When the initial terms of the Main Street program were announced last month, the central bank said because the financial needs of businesses vary widely, it was seeking feedback from the public on potential refinements. 

Since then, the Fed Board said, it has received more than 2,200 letters from businesses and nonprofits. 

In response to the public input, the Board decided to expand the loan options available to businesses, and increase the maximum size of businesses eligible for support under the program. 

The changes include:

  • Creating a third loan option, with increased risk sharing by lenders for borrowers with greater leverage;
  • Lowering the minimum loan size for certain loans to $500,000; and
  • Expanding the pool of businesses eligible to borrow.

Under the new loan option, lenders would retain a 15% share on loans that when added to existing debt do not exceed six times a borrower’s income, adjusted for interest payments, taxes, and depreciation and other appropriate adjustments. 

This compares to the existing loan options where lenders retain a 5% share on loans, but have different features. Under all of the loan options, lenders will be able to apply their industry-specific expertise and underwriting standards to best measure a borrower’s income. 
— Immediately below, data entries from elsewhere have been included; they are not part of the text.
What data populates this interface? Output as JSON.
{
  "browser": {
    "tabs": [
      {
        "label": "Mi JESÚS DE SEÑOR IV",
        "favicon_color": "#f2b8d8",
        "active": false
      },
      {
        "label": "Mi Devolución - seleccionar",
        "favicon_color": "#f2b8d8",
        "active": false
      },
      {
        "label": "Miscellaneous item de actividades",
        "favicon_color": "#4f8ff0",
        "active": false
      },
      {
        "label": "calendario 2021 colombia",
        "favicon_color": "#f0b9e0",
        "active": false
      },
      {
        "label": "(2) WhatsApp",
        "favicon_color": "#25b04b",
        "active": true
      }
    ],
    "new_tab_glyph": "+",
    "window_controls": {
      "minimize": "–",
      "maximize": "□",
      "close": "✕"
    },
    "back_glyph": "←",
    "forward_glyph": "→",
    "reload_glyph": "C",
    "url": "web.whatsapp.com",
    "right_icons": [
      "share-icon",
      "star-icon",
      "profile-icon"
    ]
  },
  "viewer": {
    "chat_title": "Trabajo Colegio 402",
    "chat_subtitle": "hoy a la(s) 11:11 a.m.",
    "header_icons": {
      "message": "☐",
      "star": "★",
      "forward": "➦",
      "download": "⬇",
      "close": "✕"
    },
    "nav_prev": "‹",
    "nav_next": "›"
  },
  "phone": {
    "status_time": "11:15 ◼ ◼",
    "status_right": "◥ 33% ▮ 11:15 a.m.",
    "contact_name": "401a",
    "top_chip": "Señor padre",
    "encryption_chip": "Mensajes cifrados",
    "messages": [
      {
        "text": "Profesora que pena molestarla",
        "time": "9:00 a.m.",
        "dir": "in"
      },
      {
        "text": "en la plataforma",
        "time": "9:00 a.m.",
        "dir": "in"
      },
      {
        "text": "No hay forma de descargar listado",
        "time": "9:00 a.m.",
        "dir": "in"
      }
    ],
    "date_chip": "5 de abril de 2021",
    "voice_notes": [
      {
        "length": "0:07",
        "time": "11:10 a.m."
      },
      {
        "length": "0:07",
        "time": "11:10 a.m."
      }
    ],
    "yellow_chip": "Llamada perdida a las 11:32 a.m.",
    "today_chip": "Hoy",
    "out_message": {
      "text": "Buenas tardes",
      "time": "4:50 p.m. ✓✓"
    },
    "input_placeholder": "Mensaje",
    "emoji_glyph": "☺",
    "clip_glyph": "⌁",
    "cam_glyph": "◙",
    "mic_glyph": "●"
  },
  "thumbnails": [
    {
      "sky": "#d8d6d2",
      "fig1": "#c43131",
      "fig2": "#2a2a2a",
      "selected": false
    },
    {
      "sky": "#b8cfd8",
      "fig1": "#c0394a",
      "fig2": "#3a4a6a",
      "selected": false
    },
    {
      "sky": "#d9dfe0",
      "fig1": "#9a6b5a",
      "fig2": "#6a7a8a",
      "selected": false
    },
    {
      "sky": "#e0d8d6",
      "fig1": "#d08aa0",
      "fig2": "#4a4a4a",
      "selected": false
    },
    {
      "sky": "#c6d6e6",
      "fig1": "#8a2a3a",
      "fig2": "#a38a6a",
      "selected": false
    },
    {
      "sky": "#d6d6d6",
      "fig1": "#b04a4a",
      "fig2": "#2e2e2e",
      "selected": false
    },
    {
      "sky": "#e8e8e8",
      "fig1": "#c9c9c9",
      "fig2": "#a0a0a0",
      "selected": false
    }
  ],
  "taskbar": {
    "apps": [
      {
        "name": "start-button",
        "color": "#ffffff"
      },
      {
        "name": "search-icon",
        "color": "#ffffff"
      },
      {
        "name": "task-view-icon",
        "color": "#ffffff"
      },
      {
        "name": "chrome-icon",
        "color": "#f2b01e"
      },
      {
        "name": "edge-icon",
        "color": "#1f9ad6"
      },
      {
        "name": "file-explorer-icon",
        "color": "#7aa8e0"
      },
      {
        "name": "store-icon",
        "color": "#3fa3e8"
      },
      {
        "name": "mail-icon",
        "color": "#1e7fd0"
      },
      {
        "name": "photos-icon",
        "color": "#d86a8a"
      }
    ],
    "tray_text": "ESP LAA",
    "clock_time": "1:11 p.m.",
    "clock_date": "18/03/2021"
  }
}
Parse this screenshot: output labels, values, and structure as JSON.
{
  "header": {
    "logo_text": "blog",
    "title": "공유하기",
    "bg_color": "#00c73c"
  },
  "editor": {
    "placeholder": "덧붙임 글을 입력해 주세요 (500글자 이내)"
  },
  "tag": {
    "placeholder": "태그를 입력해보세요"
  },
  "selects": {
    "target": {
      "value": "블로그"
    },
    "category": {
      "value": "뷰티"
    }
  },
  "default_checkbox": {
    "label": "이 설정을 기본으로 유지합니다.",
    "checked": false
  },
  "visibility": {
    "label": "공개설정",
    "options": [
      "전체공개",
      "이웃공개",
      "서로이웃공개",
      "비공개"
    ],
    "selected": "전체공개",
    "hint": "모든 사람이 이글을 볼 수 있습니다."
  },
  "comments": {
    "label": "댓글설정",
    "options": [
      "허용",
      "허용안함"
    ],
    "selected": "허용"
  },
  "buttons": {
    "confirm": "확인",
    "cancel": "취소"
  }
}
In total, three loan options — termed new, priority, and expanded — will be available for businesses.

Additionally, businesses with up to 15,000 employees or up to $5 billion in annual revenue are now eligible, compared to the initial program terms, which were for companies with up to 10,000 employees and $2.5 billion in revenue. 

The minimum loan size for two of the options was also lowered to $500,000 from $1 million. With these changes, the program will now offer more options to a wider set of eligible small and medium-size businesses.

The bank added that it was evaluating “a separate approach” to meet the “unique needs” of non-profit groups.